Exercise 18.12 In this exercise, you will use the following code to generate random points and then fit a linear model to those points. In this case, you will already know the coefficients of the line (because we are simulating them), and you are testing to see how well our model fitting process works.

  1. Run the following code as is a few times. Each time, a new dataset is generated because of the rnorm() call, which generates and assigns random residuals to each point. How much do the plot or summary results change? How close are the fitted values to the true values?
  2. What about the summary output can you use to evaluate if our estimates of beta0 and beta1 are approximately correct?
  3. Increase the value epsilon and then simulate the data and fit the model. Now how close are the fitted values to the true values? Does our ability to correctly estimate a parameter get better or worse as \(\epsilon\) increases?
  4. Now increase \(n\) to experiment with different sample sizes. Does our ability to correctly estimate a parameter get better or worse as \(n\) increases?
beta0 <- 4.2
beta1 <- 1.8
epsilon <- 1.8
n <- 10 

x3 <- runif(n, 0, 10)
y3 <- beta0+ beta1*x3 + rnorm(n, 0, epsilon)

plot(x3, y3)
my.lm3 <- lm(y3~x3)
abline(my.lm3)

summary(my.lm3)
## 
## Call:
## lm(formula = y3 ~ x3)
## 
## Residuals:
##     Min      1Q  Median      3Q     Max 
## -2.0127 -0.7128 -0.2663  0.8706  2.1504 
## 
## Coefficients:
##             Estimate Std. Error t value Pr(>|t|)    
## (Intercept)   3.9625     1.0849   3.652  0.00647 ** 
## x3            1.8784     0.1517  12.386 1.68e-06 ***
## ---
## Signif. codes:  0 '***' 0.001 '**' 0.01 '*' 0.05 '.' 0.1 ' ' 1
## 
## Residual standard error: 1.267 on 8 degrees of freedom
## Multiple R-squared:  0.9504, Adjusted R-squared:  0.9442 
## F-statistic: 153.4 on 1 and 8 DF,  p-value: 1.684e-06

 

Exercise 18.13 Using the faithful data (which is built in to R):

  1. What is a 95% confidence interval on the slope parameter.
  2. What does this range tell you about whether you should reject \(H_0\)?

 

Exercise 18.14 Using the following data for \(x\) and \(y\),

  1. Create a plot that shows the original data, and the best fitting line.
  2. Is \(x\) a statistically significant predictor of \(y\)?
  3. How much of the variation in \(y\) is explained by our model?
  4. What would you predict as a point estimate and a likely range for a new value of \(y\) if \(x^* =16.5\)?
  5. What would you predict as a point estimate and a likely range for the average value of \(y\) if \(x^* =16.5\)?
  6. Why are your answers to (d) and (e) different? Which interval is wider?
x <- c(19.39, 10.72, 10.35, 19.78, 15.94, 17.95, 15.90, 19.90, 15.01, 13.22, 11.69, 16.40, 13.84, 14.76, 12.68)
y <- c(32.42, 18.21, 19.16, 34.80, 24.04, 31.83, 25.99, 31.89, 27.00, 22.47, 19.63, 26.44, 25.56, 27.03, 23.93)

 

Exercise 18.15 Again using the above data for \(x\) and \(y\), create a plot that shows the original data, the best fitting line, and the confidence interval of the prediction, i.e. the likely range of mean values of \(y\) given all \(x\) in the range from 10 to 20.

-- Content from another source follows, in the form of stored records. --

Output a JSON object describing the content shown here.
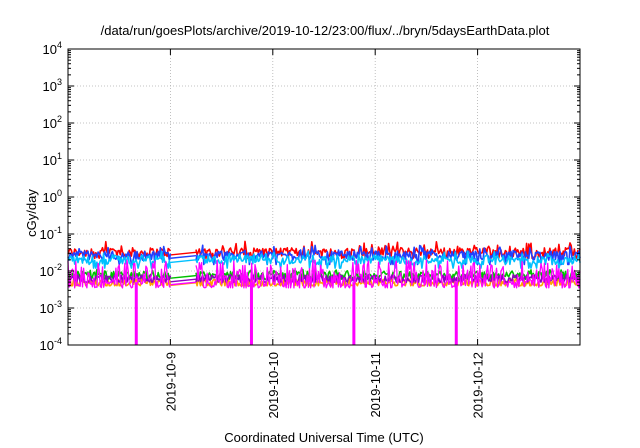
{
  "chart_data": {
    "type": "line",
    "title": "/data/run/goesPlots/archive/2019-10-12/23:00/flux/../bryn/5daysEarthData.plot",
    "xlabel": "Coordinated Universal Time (UTC)",
    "ylabel": "cGy/day",
    "y_scale": "log",
    "ylim": [
      0.0001,
      10000
    ],
    "xlim": [
      "2019-10-08T00:00",
      "2019-10-13T00:00"
    ],
    "grid": true,
    "y_ticks": [
      {
        "base": "10",
        "exp": "-4",
        "value": 0.0001
      },
      {
        "base": "10",
        "exp": "-3",
        "value": 0.001
      },
      {
        "base": "10",
        "exp": "-2",
        "value": 0.01
      },
      {
        "base": "10",
        "exp": "-1",
        "value": 0.1
      },
      {
        "base": "10",
        "exp": "0",
        "value": 1
      },
      {
        "base": "10",
        "exp": "1",
        "value": 10
      },
      {
        "base": "10",
        "exp": "2",
        "value": 100
      },
      {
        "base": "10",
        "exp": "3",
        "value": 1000
      },
      {
        "base": "10",
        "exp": "4",
        "value": 10000
      }
    ],
    "x_ticks": [
      "2019-10-9",
      "2019-10-10",
      "2019-10-11",
      "2019-10-12"
    ],
    "data_gap": [
      "2019-10-09T00:00",
      "2019-10-09T06:00"
    ],
    "dropouts": [
      "2019-10-08T16:00",
      "2019-10-09T19:00",
      "2019-10-10T19:00",
      "2019-10-11T19:00"
    ],
    "series": [
      {
        "color": "#ff0000",
        "typical": 0.032,
        "min": 0.022,
        "max": 0.065
      },
      {
        "color": "#2040ff",
        "typical": 0.026,
        "min": 0.015,
        "max": 0.05
      },
      {
        "color": "#00c0ff",
        "typical": 0.02,
        "min": 0.012,
        "max": 0.035
      },
      {
        "color": "#00c000",
        "typical": 0.0075,
        "min": 0.006,
        "max": 0.011
      },
      {
        "color": "#ffa000",
        "typical": 0.0048,
        "min": 0.004,
        "max": 0.006
      },
      {
        "color": "#9000c0",
        "typical": 0.006,
        "min": 0.005,
        "max": 0.008
      },
      {
        "color": "#ff00ff",
        "typical": 0.005,
        "min": 0.0035,
        "max": 0.02
      }
    ]
  }
}
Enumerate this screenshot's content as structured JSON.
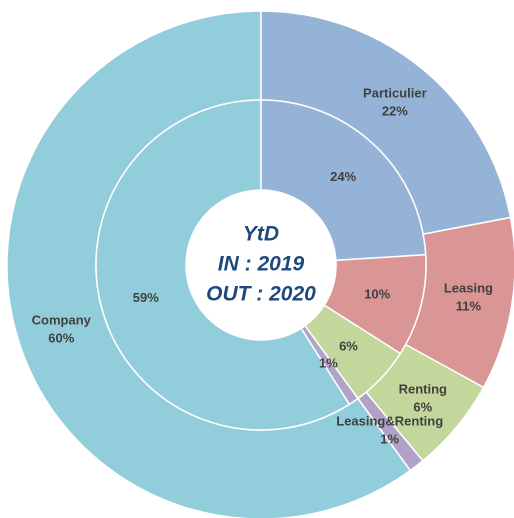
{
  "chart_data": {
    "type": "donut",
    "title": "YtD",
    "categories": [
      "Particulier",
      "Leasing",
      "Renting",
      "Leasing&Renting",
      "Company"
    ],
    "colors": [
      "#95b3d7",
      "#d99694",
      "#c3d69b",
      "#b3a2c7",
      "#92cddc"
    ],
    "series": [
      {
        "name": "IN : 2019",
        "values": [
          24,
          10,
          6,
          1,
          59
        ],
        "value_labels": [
          "24%",
          "10%",
          "6%",
          "1%",
          "59%"
        ]
      },
      {
        "name": "OUT : 2020",
        "values": [
          22,
          11,
          6,
          1,
          60
        ],
        "value_labels": [
          "22%",
          "11%",
          "6%",
          "1%",
          "60%"
        ]
      }
    ]
  }
}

Create 95% confidence intervals around both coefficients: \(\beta_0\) and \(\beta_1\). How do these confidence intervals relate to our null hypothesis?

 

Exercise 18.16 In a few sentences, explain why just using a point estimate for prediction might have limited usefulness.

 

Exercise 18.17 In a few sentences, discuss why the uncertainty and therefore the computed interval width of a new single prediction of \(y\) is much larger than range of the average value of \(y\) given \(x\).

 

Exercise 18.18 In the lecture notes, graphs were presented including those that computed both the 95% confidence and prediction intervals. What do you expect would happen to these interval widths if we computed a 99% confidence interval? Try it using the cars data and confirm your guess.